Decomposing Bodies (https://sites.haa.pitt.edu/db/) is a large-scale, lab-based, digital humanities project housed in the Visual Media Workshop at the University of Pittsburgh that is examining the system of criminal identification introduced in France in the late 19th century by Alphonse Bertillon. Bertillon, the French criminologist, statistician, and inventor, developed this practice by using anthropometrical measurement to classify human beings on individual standardized cards (see figure 1). Each card used a pre-established set of eleven anthropometrical measurements (such as height, length of left foot, and width of the skull) as an index for other identifying information about each individual (such as the crime committed, their nationality, and a pair of photographs). “Bertillonnage,” as this system is commonly known, was the first measurement-based, state-controlled system used for criminal identification.

Schermafbeelding 2017-06-24 om 16.54.47

Currently, to study the data contained by these cards in bulk, it is necessary to rely on the time-consuming process of manual transcription. Many of the research goals of Decomposing Bodies would clearly benefit from a complete transcription of these handwritten records, a task which might be efficiently done by computer automation. This process, however, is not only highly-computationally expensive, but one that involves much high-level system training and machine learning skills. To try to approach the problem of data extraction from this angle, therefore, a collaboration between the Pittsburgh-based Decomposing Bodies team and a computer-science-focused XSEDE/ECSS team was formed (for more on XSEDE, please see: https://www.xsede.org/home).

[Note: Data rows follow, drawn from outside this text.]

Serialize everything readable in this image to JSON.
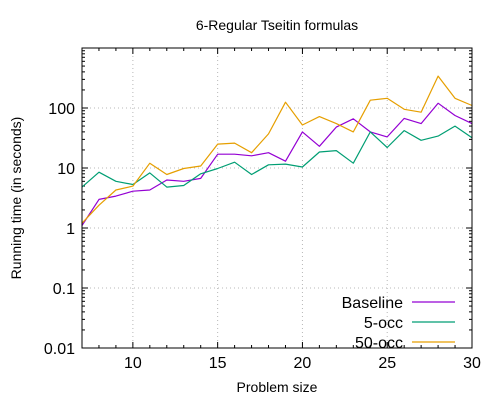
{
  "chart_data": {
    "type": "line",
    "title": "6-Regular Tseitin formulas",
    "xlabel": "Problem size",
    "ylabel": "Running time (in seconds)",
    "xlim": [
      7,
      30
    ],
    "ylim": [
      0.01,
      1000
    ],
    "yscale": "log",
    "grid": true,
    "legend_position": "bottom-right",
    "x_ticks": [
      10,
      15,
      20,
      25,
      30
    ],
    "x_tick_labels": [
      "10",
      "15",
      "20",
      "25",
      "30"
    ],
    "y_ticks": [
      0.01,
      0.1,
      1,
      10,
      100
    ],
    "y_tick_labels": [
      "0.01",
      "0.1",
      "1",
      "10",
      "100"
    ],
    "x": [
      7,
      8,
      9,
      10,
      11,
      12,
      13,
      14,
      15,
      16,
      17,
      18,
      19,
      20,
      21,
      22,
      23,
      24,
      25,
      26,
      27,
      28,
      29,
      30
    ],
    "series": [
      {
        "name": "Baseline",
        "color": "#9400d3",
        "values": [
          1.1,
          3.0,
          3.4,
          4.1,
          4.3,
          6.3,
          6.0,
          6.7,
          17,
          17,
          16,
          18,
          13,
          40,
          23,
          48,
          66,
          40,
          33,
          67,
          55,
          120,
          75,
          55
        ]
      },
      {
        "name": "5-occ",
        "color": "#009e73",
        "values": [
          4.8,
          8.5,
          6.0,
          5.3,
          8.3,
          4.8,
          5.1,
          8.0,
          9.8,
          12.5,
          7.8,
          11.3,
          11.6,
          10.4,
          18.5,
          19.5,
          12.0,
          40,
          22,
          42,
          29,
          34,
          50,
          32
        ]
      },
      {
        "name": "50-occ",
        "color": "#e69f00",
        "values": [
          1.2,
          2.4,
          4.3,
          5.0,
          12.0,
          7.8,
          9.8,
          10.8,
          25,
          26,
          18,
          37,
          125,
          52,
          72,
          55,
          40,
          135,
          145,
          95,
          85,
          340,
          145,
          110
        ]
      }
    ]
  }
}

This collaboration worked together for approximately two years on an end-to-end system for extracting handwritten text and numbers from scanned Bertillon cards in a semi-automated fashion. To the best of our knowledge, this was the first project to attempt to automate Bertillon card analysis through the application of standard image analysis tools and methods for field segmentation and denoising, as well as the use of machine learning techniques that have shown some success for recognition of handwritten printed digits or words. Such a system would enable historians and humanities researchers to study the data produced by the Bertillon System with ease. At this talk, we will present our current results on performing document analysis on a selected set of scanned Bertillon cards from the Ohio State Reformatory and Ohio Penitentiary, a process that demonstrated both successes and disappointments. In addition, we will contribute a number of thoughtful reflections on the inner workings of this collaboration from both the technologists’ and the digital humanist’s points-of-view.